Bolieiro deixou claro que existe, actualmente, “um mundo aberto de novos desafios” ao PSD/Açores, “além da participação cívica, política e democrática dos cidadãos e das instituições que fomentam o diálogo social, também estas novas perspectivas globais da economia azul, da economia verde, e, portanto, da sustentabilidade da natureza, da sustentabilidade das comunidades humanas”.
Salientou, em sequência, que os Açores, “enquanto verdadeiro laboratório referencial, podemos dar contributos decisivos na ciência para o mundo com aquelas que são as especificidades dos Açores. E, portanto, criar ciência e novas tecnologias para a afirmação do desenvolvimento dos Açores, enquanto relevantes para a Europa e para o mundo”.
Numa referência à explanação feita pelo líder histórico do PSD/Açores, Mota Amaral, sobre a evolução dos Açores, ao longo dos tempos, numa caminhada feita pela governação social-democrata,  José Manuel Bolieiro afirmou que “a solidez das nossas raízes radicados nestes princípios , desde logo doutrinários e ideológicos que nos deram seguimento para explicação ao povo do quem somos , o que somos e o que pretendemos, deixa exactamente espaço para sonhar com a nova perspectiva futura”.
“Nós adquirimos já, felizmente, um espírito de debate regional. Adquirirmos a importância da democracia representativa de todas as ilhas dos Açores. Temos a garantia de uma ligação com a nossa diáspora, reconhecendo que os órgãos de governo próprio da Região prestigiam, desde logo, as suas origens, as suas raízes com uma governação autónoma”, disse.
Advogou que o PSD/Açores “tem de consolidar o reconhecimento nacional e europeu da nossa integração, desde logo, pela capacidade que temos enquanto projecção atlântica do país e da Europa para acrescentar e não apenas receber do país e da União Europeia.
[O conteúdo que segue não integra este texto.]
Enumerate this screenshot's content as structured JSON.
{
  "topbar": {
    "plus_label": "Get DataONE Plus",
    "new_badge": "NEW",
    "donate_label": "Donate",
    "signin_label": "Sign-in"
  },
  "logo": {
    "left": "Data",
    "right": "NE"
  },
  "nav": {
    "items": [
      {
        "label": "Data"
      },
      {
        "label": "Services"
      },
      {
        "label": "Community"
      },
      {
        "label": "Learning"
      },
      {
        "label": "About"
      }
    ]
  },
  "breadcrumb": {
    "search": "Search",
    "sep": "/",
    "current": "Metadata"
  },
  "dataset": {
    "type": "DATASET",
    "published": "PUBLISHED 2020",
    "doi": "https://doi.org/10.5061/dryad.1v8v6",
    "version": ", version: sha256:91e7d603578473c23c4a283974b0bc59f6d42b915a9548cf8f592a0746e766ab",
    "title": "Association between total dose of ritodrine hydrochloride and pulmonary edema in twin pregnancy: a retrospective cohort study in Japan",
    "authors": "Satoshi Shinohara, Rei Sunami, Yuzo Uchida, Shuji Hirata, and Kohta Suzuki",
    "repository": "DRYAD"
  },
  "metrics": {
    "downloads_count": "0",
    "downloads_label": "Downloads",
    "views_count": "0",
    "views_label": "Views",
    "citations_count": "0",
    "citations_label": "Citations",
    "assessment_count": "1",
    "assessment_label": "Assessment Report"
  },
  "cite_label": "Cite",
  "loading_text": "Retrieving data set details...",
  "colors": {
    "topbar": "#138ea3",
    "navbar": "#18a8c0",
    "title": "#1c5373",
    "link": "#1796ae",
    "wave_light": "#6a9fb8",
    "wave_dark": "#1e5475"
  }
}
É este legado que nós podemos agora demonstrar para o futuro: Nós temos, efectivamente, uma projecção geoestratégica mas, sobretudo, também de prestígio, de importância planetária, através desta projecção atlântica que representamos e que é preciso garantir como reconhecimento para este nosso futuro.”

Mota Amaral recorda
“dificuldades” no arranque
do PPD/PSD na Região

João Bosco Mota Amaral foi desafiado por José Andrade para, nos 46 anos do partido, falar da fase fundacional do PPD/Açores.
Foi há 46 anos que um grupo de açorianos da ilha de São Miguel reuniu-se, pela primeira vez, no salão paroquial da freguesia da Fajã de Baixo para criar um partido político regionalista “dos Açores, para os Açores e pelos Açores”.  Eram cerca de 100 pessoas. Dois dias depois, a 16 de Maio (faz amanhã anos), no mesmo local um grupo ainda maior já de cerca de 250 pessoas voltou a reunir-se e, “então, aí sim, para adoptar a designação de PPD/A – Partido Popular Democrático Açoriano”, como explicou José Andrade.
A presidir a estas reuniões estava o jovem advogado micaelense, na altura deputado pelo Distrito Autónomo de Ponta Delgada à ala liberal da Assembleia Nacional com Francisco Sá Carneiro. João Bosco Mota Amaral é Presidente fundador e Presidente honorário do PSD/Açores. “Certamente que esta data de 14 de Maio tem uma importância geral para todos nós, mas para o Dr. Mota Amaral terá um significado especial. Quarenta e seis anos depois, que recordações pessoais e políticas guarda deste tempo fundacional do PPD e, consequentemente, da própria Região Autónoma dos Açores?”.
A questão estava lançada e Mota Amaral não se fez rogado. “O que mais me impressiona é o entusiasmo daqueles dias. Estávamos naquele ambiente a seguir ao 25 de Abril, todos nós com vontade de dar o nosso melhor”, disse.
“Eram outras oportunidades que surgiram com a revolução e estávamos apostados em levar por diante os objectivos da revolução e aplicá-los aqui nos Açores”, referiu Mota Amaral para depois falar do “grande dinamismo, muita juventude, juventude de espírito, sobretudo, e também de idade” que havia na altura.
“Arrancamos com o PPD com gente nova cheia de energia, cheia de vontade de levar por diante este nosso projecto com convicções claras”, disse.
“Entusiasmou também”, prosseguiu, “a expansão vertiginosa do PPD, sobretudo em São Miguel. Havia uma forte adesão das populações ao PPD que se apresentava com um ideário claramente social-democrata”. 
“Proponhamos aos açorianos liberdades públicas, democracia parlamentar, reformas sociais para beneficiar as classes trabalhadoras mais desfavorecidas, uma autonomia política regional”, disse.
Mota Amaral quis acentuar as “dificuldades” vividas neste período. “Não foi um período só grandes realizações. Também houve grandes dificuldades”, afirmou.

Os “submarinos” que
vieram de fora…

Mota Amaral admitiu que “um partido com este projecto de âmbito regional açoriano talvez fosse apresentado cedo demais. Por isso, não foi compreendido em algumas das nossas ilhas. E, ao fim de alguns tempos de tentativas para ultrapassar as incompreensões, (que também foram atiradas de fora, de alguns elemento que aderiram ao PPD e que depois se veio a verificar que eram submarinos de outras correntes políticas e procuravam desestabilizar o partido para que ele não fosse por diante), convertemos então a organização do partido em comissões políticas do PPD”.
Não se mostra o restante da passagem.